# CNN on MNIST dataset

Let's start by importing numpy and setting a seed for the computer's pseudorandom number generator. This allows us to reproduce the results from our script:

In [2]:
import numpy as np
np.random.seed(123)  # for reproducibility

Next, we'll import the Sequential model type from Keras. This is simply a linear stack of neural network layers, and it's perfect for the type of feed-forward CNN we're building.

In [3]:
from keras.models import Sequential

Using TensorFlow backend.


Next, we import the "core" layers from Keras. These are the layers that are used in almost any neural network:

In [4]:
from keras.layers import Dense, Dropout, Activation, Flatten

# Dropout layer:

Dropout is a technique that randomly ignoring nodes. It is useful because it prevents inter-dependencies from emerging between nodes (I.e. nodes do not learn functions which rely on input values from another node), this allows the network to learn more a more robust relationship. Implementing dropout has much the same affect as taking the average from a committee of networks, however the cost is significantly less in both time and storage required.

# Dense layer:

It is the fully connected layer in our neural network.

# Activation layer:

After each conv layer, it is convention to apply a nonlinear layer (or activation layer) immediately afterward.The purpose of this layer is to introduce nonlinearity to a system that basically has just been computing linear operations during the conv layers (just element wise multiplications and summations). It also helps to alleviate the vanishing gradient problem, which is the issue where the lower layers of the network train very slowly because the gradient decreases exponentially through the layers

# Flatten layer:


We need to convert the output of the convolutional part of the CNN into a 1D feature vector, to be used by the ANN part of it. This operation is called flattening. It gets the output of the convolutional layers, flattens all its structure to create a single long feature vector to be used by the dense layer for the final classification.

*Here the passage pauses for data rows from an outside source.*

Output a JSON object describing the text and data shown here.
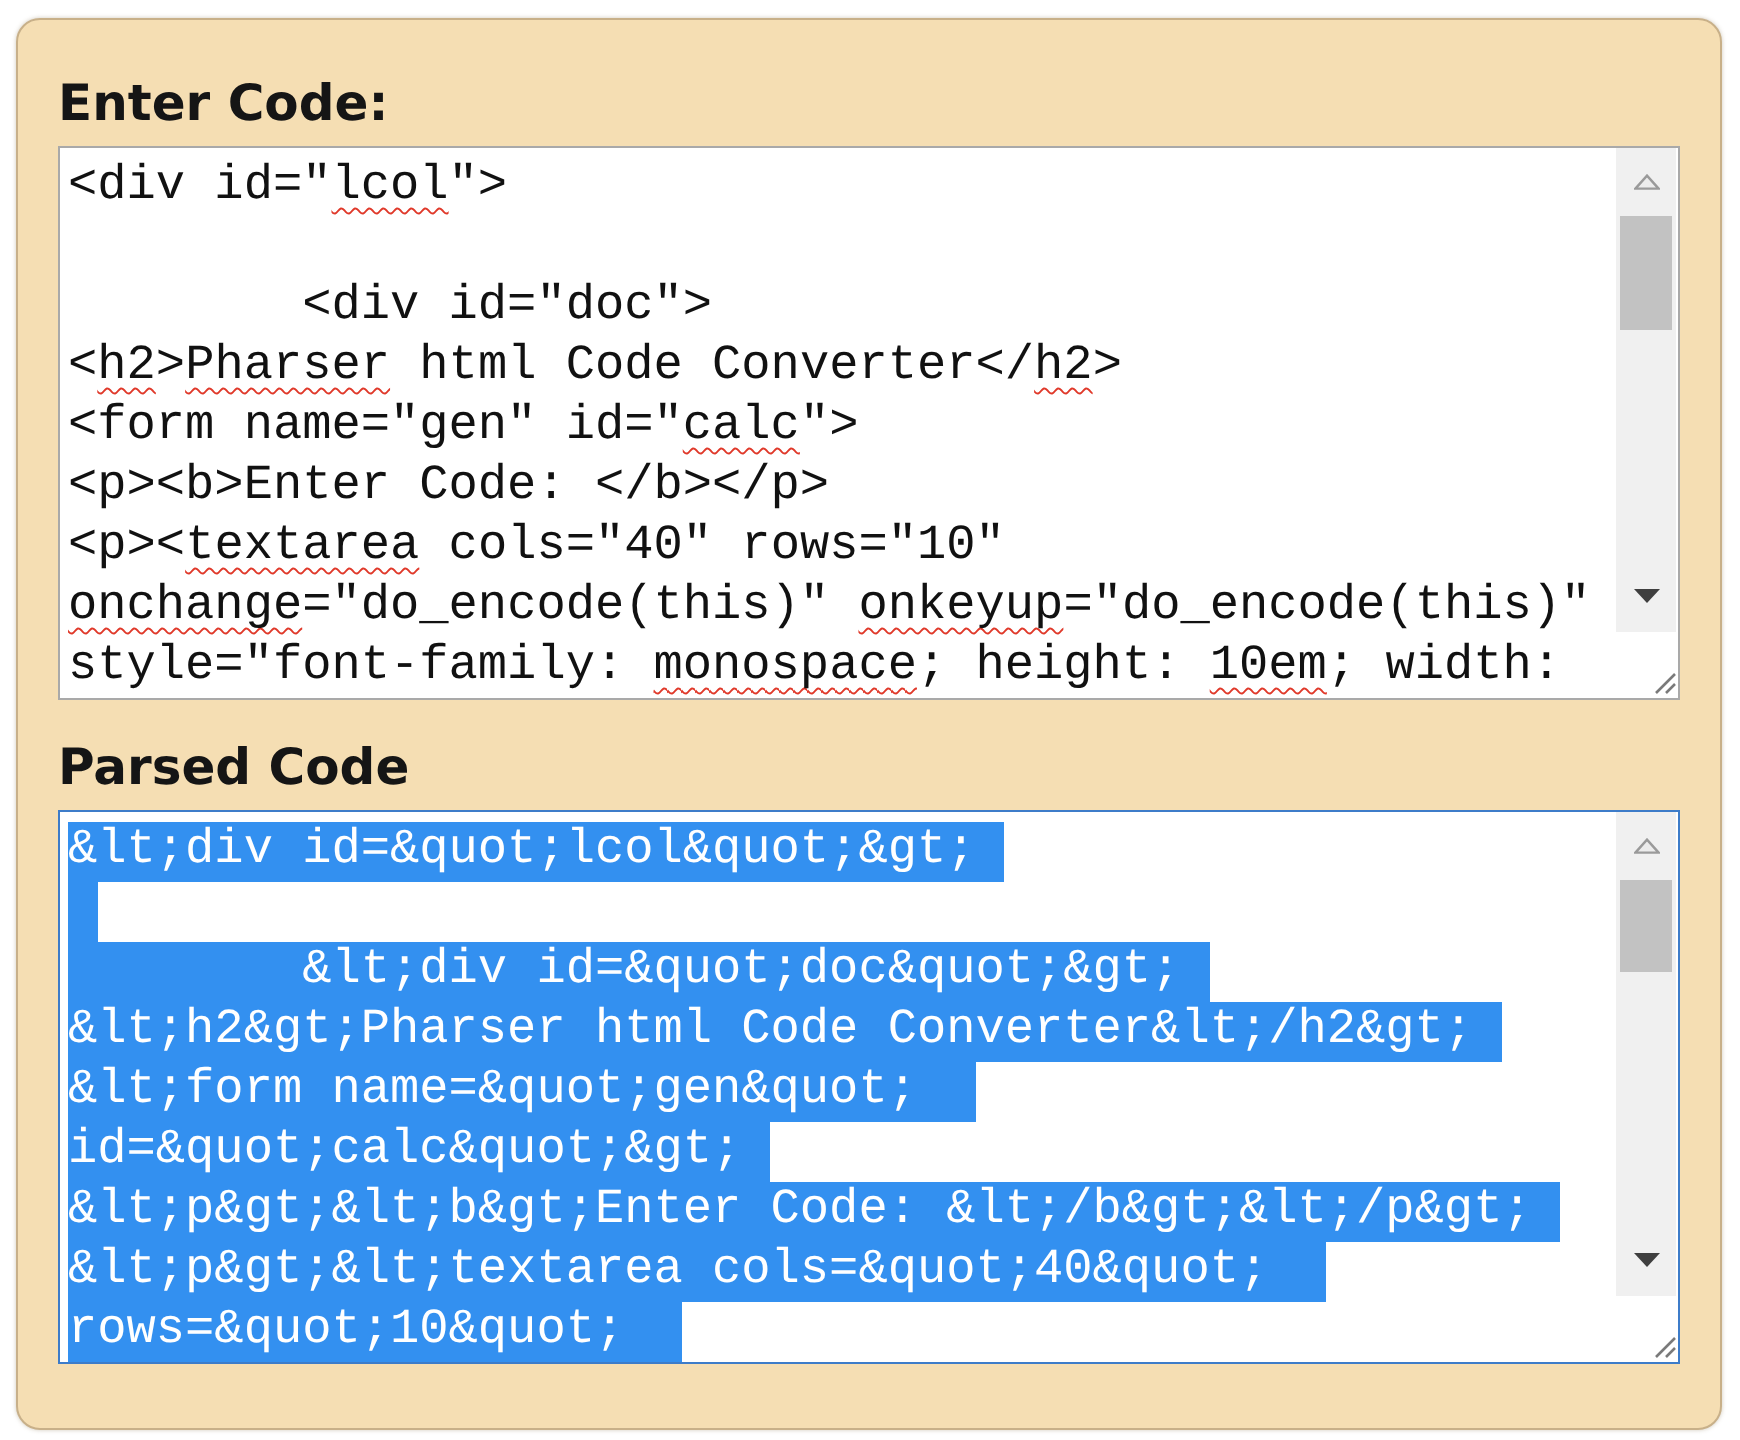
{
  "sections": [
    {
      "label": "Enter Code:",
      "focused": false,
      "lines": [
        {
          "kind": "text",
          "segments": [
            {
              "text": "<div id=\"",
              "misspelled": false
            },
            {
              "text": "lcol",
              "misspelled": true
            },
            {
              "text": "\">",
              "misspelled": false
            }
          ]
        },
        {
          "kind": "blank"
        },
        {
          "kind": "text",
          "segments": [
            {
              "text": "        <div id=\"doc\">",
              "misspelled": false
            }
          ]
        },
        {
          "kind": "text",
          "segments": [
            {
              "text": "<",
              "misspelled": false
            },
            {
              "text": "h2",
              "misspelled": true
            },
            {
              "text": ">",
              "misspelled": false
            },
            {
              "text": "Pharser",
              "misspelled": true
            },
            {
              "text": " html Code Converter</",
              "misspelled": false
            },
            {
              "text": "h2",
              "misspelled": true
            },
            {
              "text": ">",
              "misspelled": false
            }
          ]
        },
        {
          "kind": "text",
          "segments": [
            {
              "text": "<form name=\"gen\" id=\"",
              "misspelled": false
            },
            {
              "text": "calc",
              "misspelled": true
            },
            {
              "text": "\">",
              "misspelled": false
            }
          ]
        },
        {
          "kind": "text",
          "segments": [
            {
              "text": "<p><b>Enter Code: </b></p>",
              "misspelled": false
            }
          ]
        },
        {
          "kind": "text",
          "segments": [
            {
              "text": "<p><",
              "misspelled": false
            },
            {
              "text": "textarea",
              "misspelled": true
            },
            {
              "text": " cols=\"40\" rows=\"10\"",
              "misspelled": false
            }
          ]
        },
        {
          "kind": "text",
          "segments": [
            {
              "text": "onchange",
              "misspelled": true
            },
            {
              "text": "=\"do_encode(this)\" ",
              "misspelled": false
            },
            {
              "text": "onkeyup",
              "misspelled": true
            },
            {
              "text": "=\"do_encode(this)\"",
              "misspelled": false
            }
          ]
        },
        {
          "kind": "text",
          "segments": [
            {
              "text": "style=\"font-family: ",
              "misspelled": false
            },
            {
              "text": "monospace",
              "misspelled": true
            },
            {
              "text": "; height: ",
              "misspelled": false
            },
            {
              "text": "10em",
              "misspelled": true
            },
            {
              "text": "; width:",
              "misspelled": false
            }
          ]
        }
      ]
    },
    {
      "label": "Parsed Code",
      "focused": true,
      "lines": [
        {
          "kind": "text",
          "text": "&lt;div id=&quot;lcol&quot;&gt;",
          "selected": true
        },
        {
          "kind": "blank",
          "selected": true
        },
        {
          "kind": "text",
          "text": "        &lt;div id=&quot;doc&quot;&gt;",
          "selected": true
        },
        {
          "kind": "text",
          "text": "&lt;h2&gt;Pharser html Code Converter&lt;/h2&gt;",
          "selected": true
        },
        {
          "kind": "text",
          "text": "&lt;form name=&quot;gen&quot; ",
          "selected": true
        },
        {
          "kind": "text",
          "text": "id=&quot;calc&quot;&gt;",
          "selected": true
        },
        {
          "kind": "text",
          "text": "&lt;p&gt;&lt;b&gt;Enter Code: &lt;/b&gt;&lt;/p&gt;",
          "selected": true
        },
        {
          "kind": "text",
          "text": "&lt;p&gt;&lt;textarea cols=&quot;40&quot; ",
          "selected": true
        },
        {
          "kind": "text",
          "text": "rows=&quot;10&quot; ",
          "selected": true
        }
      ]
    }
  ]
}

Now we'll import the CNN layers from Keras. These are the convolutional layers that will help us efficiently train on image data. We will also import some utilities. This will help us transform our data later:

In [5]:
from keras.layers import Convolution2D, MaxPooling2D
from keras.utils import np_utils
import matplotlib.pyplot as plt

# Network Parameters:

In [6]:
batch_size = 128 #The batch size, representing the number of 
                 #training examples being used simultaneously during a single iteration of the gradient 
                 #descent algorithm
nb_classes = 10
nb_epoch = 12

# input image dimensions
img_rows, img_cols = 28, 28
# number of convolutional filters to use
nb_filters = 32
# size of pooling area for max pooling
pool_size = (2, 2)
# convolution kernel size
kernel_size = (3, 3)

# Loading the data from MNIST:

In [7]:
from keras.datasets import mnist
 
# Load pre-shuffled MNIST data into train and test sets

(X_train, y_train), (X_test, y_test) = mnist.load_data()

# MNIST:

The MNIST database (Modified National Institute of Standards and Technology database) is a large database of handwritten digits that is commonly used for training various image processing systems.

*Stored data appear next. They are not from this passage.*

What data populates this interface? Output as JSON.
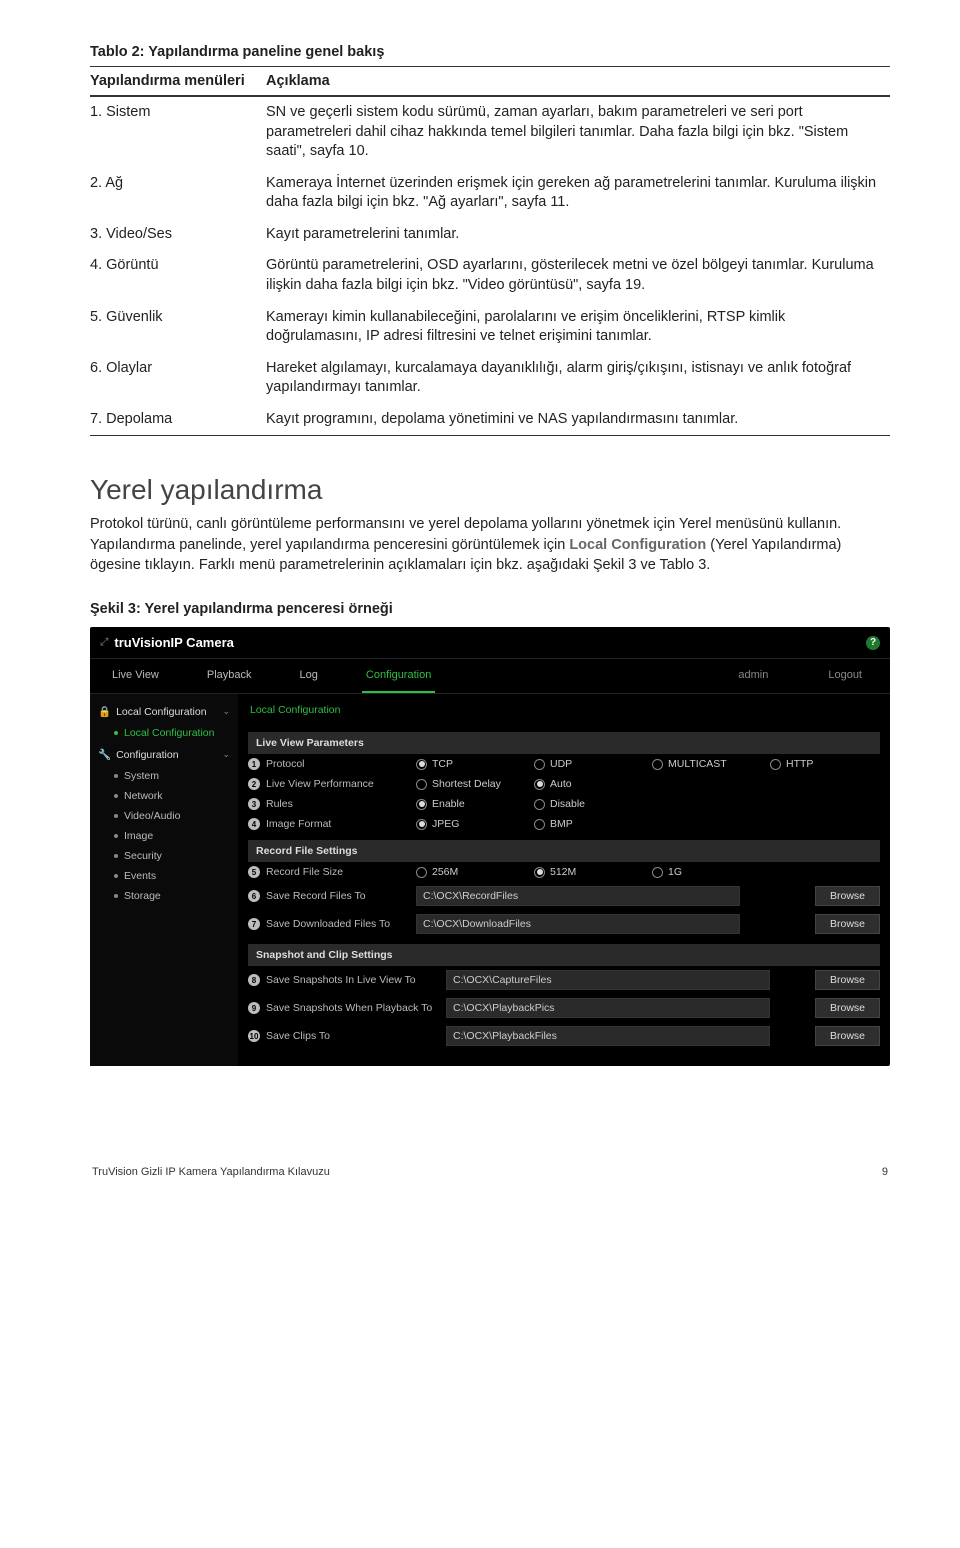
{
  "tableCaption": "Tablo 2: Yapılandırma paneline genel bakış",
  "th1": "Yapılandırma menüleri",
  "th2": "Açıklama",
  "rows": [
    {
      "c1": "1. Sistem",
      "c2": "SN ve geçerli sistem kodu sürümü, zaman ayarları, bakım parametreleri ve seri port parametreleri dahil cihaz hakkında temel bilgileri tanımlar. Daha fazla bilgi için bkz. \"Sistem saati\", sayfa 10."
    },
    {
      "c1": "2. Ağ",
      "c2": "Kameraya İnternet üzerinden erişmek için gereken ağ parametrelerini tanımlar. Kuruluma ilişkin daha fazla bilgi için bkz. \"Ağ ayarları\", sayfa 11."
    },
    {
      "c1": "3. Video/Ses",
      "c2": "Kayıt parametrelerini tanımlar."
    },
    {
      "c1": "4. Görüntü",
      "c2": "Görüntü parametrelerini, OSD ayarlarını, gösterilecek metni ve özel bölgeyi tanımlar. Kuruluma ilişkin daha fazla bilgi için bkz. \"Video görüntüsü\", sayfa 19."
    },
    {
      "c1": "5. Güvenlik",
      "c2": "Kamerayı kimin kullanabileceğini, parolalarını ve erişim önceliklerini, RTSP kimlik doğrulamasını, IP adresi filtresini ve telnet erişimini tanımlar."
    },
    {
      "c1": "6. Olaylar",
      "c2": "Hareket algılamayı, kurcalamaya dayanıklılığı, alarm giriş/çıkışını, istisnayı ve anlık fotoğraf yapılandırmayı tanımlar."
    },
    {
      "c1": "7. Depolama",
      "c2": "Kayıt programını, depolama yönetimini ve NAS yapılandırmasını tanımlar."
    }
  ],
  "sectionHeading": "Yerel yapılandırma",
  "para1a": "Protokol türünü, canlı görüntüleme performansını ve yerel depolama yollarını yönetmek için Yerel menüsünü kullanın. Yapılandırma panelinde, yerel yapılandırma penceresini görüntülemek için ",
  "para1b": "Local Configuration",
  "para1c": " (Yerel Yapılandırma) ögesine tıklayın. Farklı menü parametrelerinin açıklamaları için bkz. aşağıdaki Şekil 3 ve Tablo 3.",
  "figCaption": "Şekil 3: Yerel yapılandırma penceresi örneği",
  "shot": {
    "brand1": "truVision",
    "brand2": "IP Camera",
    "tabs": {
      "live": "Live View",
      "pb": "Playback",
      "log": "Log",
      "cfg": "Configuration",
      "admin": "admin",
      "logout": "Logout"
    },
    "side": {
      "g1": "Local Configuration",
      "g1i1": "Local Configuration",
      "g2": "Configuration",
      "items": [
        "System",
        "Network",
        "Video/Audio",
        "Image",
        "Security",
        "Events",
        "Storage"
      ]
    },
    "crumb": "Local Configuration",
    "panel1": "Live View Parameters",
    "r1": {
      "l": "Protocol",
      "o": [
        "TCP",
        "UDP",
        "MULTICAST",
        "HTTP"
      ],
      "sel": 0
    },
    "r2": {
      "l": "Live View Performance",
      "o": [
        "Shortest Delay",
        "Auto"
      ],
      "sel": 1
    },
    "r3": {
      "l": "Rules",
      "o": [
        "Enable",
        "Disable"
      ],
      "sel": 0
    },
    "r4": {
      "l": "Image Format",
      "o": [
        "JPEG",
        "BMP"
      ],
      "sel": 0
    },
    "panel2": "Record File Settings",
    "r5": {
      "l": "Record File Size",
      "o": [
        "256M",
        "512M",
        "1G"
      ],
      "sel": 1
    },
    "r6": {
      "l": "Save Record Files To",
      "v": "C:\\OCX\\RecordFiles"
    },
    "r7": {
      "l": "Save Downloaded Files To",
      "v": "C:\\OCX\\DownloadFiles"
    },
    "panel3": "Snapshot and Clip Settings",
    "r8": {
      "l": "Save Snapshots In Live View To",
      "v": "C:\\OCX\\CaptureFiles"
    },
    "r9": {
      "l": "Save Snapshots When Playback To",
      "v": "C:\\OCX\\PlaybackPics"
    },
    "r10": {
      "l": "Save Clips To",
      "v": "C:\\OCX\\PlaybackFiles"
    },
    "browse": "Browse"
  },
  "footer": {
    "left": "TruVision Gizli IP Kamera Yapılandırma Kılavuzu",
    "right": "9"
  }
}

# Preprocess input data for Keras.

Our MNIST images only have a depth of 1, but we must explicitly declare that.
In other words, we want to transform our dataset from having shape (n, width, height) to (n, depth, width, height).

In [8]:
X_train = X_train.reshape(X_train.shape[0], img_cols, img_rows, 1)
X_test = X_test.reshape(X_test.shape[0], img_cols, img_rows, 1)
input_shape=(img_cols, img_rows, 1)

The final preprocessing step for the input data is to convert our data type to float32 and normalize our data values to the range [0, 1].

In [9]:
X_train = X_train.astype('float32')
X_test = X_test.astype('float32')
X_train /= 255
X_test /= 255

### Information about the data:

In [10]:
print('X_train shape:', X_train.shape)
print(X_train.shape[0], 'train samples')
print(X_test.shape[0], 'test samples')

X_train shape: (60000, 28, 28, 1)
60000 train samples
10000 test samples


The y_train and y_test data are not split into 10 distinct class labels, but rather are represented as a single array with the class values. We can fix this easily by converting 1-dimensional class arrays to 10-dimensional class matrices.

In [11]:
Y_train = np_utils.to_categorical(y_train, nb_classes)
Y_test = np_utils.to_categorical(y_test, nb_classes)

# Building the CNN:

We start by declaring a sequential model:

In [12]:
model = Sequential()

Next we declare the input layers:

In [13]:
model.add(Convolution2D(32, kernel_size=(3, 3),
                 activation='relu',
input_shape=input_shape))

The input shape parameter should be the shape of 1 sample. In this case, it's the same (1, 28, 28) that corresponds to  the (depth, width, height) of each digit image.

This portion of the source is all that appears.